Kentner’s underlying liver condition was also a factor in her death but it was not listed as an immediate cause, according to the autopsy report.
Rose also stated in her witness testimony, Kentner’s chronic liver disease put her at risk of death even without the traumatic injury she sustained but determined in her post-mortem examination report the complications as a result of the injury she sustained in January 2017 ultimately hastened her death.
Crown attorney Andrew Sadler argued Bushby is guilty of manslaughter despite Kentner suffering from chronic liver disease prior to being hit with the trailer hitch.

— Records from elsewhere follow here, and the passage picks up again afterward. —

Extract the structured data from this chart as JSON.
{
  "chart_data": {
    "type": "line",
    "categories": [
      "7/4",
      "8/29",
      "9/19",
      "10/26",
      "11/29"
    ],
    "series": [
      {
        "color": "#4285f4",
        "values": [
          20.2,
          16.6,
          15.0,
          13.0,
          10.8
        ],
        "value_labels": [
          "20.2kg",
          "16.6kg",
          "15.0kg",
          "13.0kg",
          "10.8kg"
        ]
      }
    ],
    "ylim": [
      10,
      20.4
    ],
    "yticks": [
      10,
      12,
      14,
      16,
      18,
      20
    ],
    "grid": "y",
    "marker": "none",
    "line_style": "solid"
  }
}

However Bushby’s defence lawyer, George Joseph, argued there is no legal link between the injury his client inflicted on Kentner and her death months later. Joseph also pointed out Kentner’s surgery to repair her ruptured bowel after the assault was successful according to medical records and every hospital visit after her surgery was related to her liver disease and not from complications of her surgery.
Bushby was originally charged with second-degree murder but the charge was later changed to manslaughter and aggravated assault. His trial took place over four days in early November in front of a judge-alone.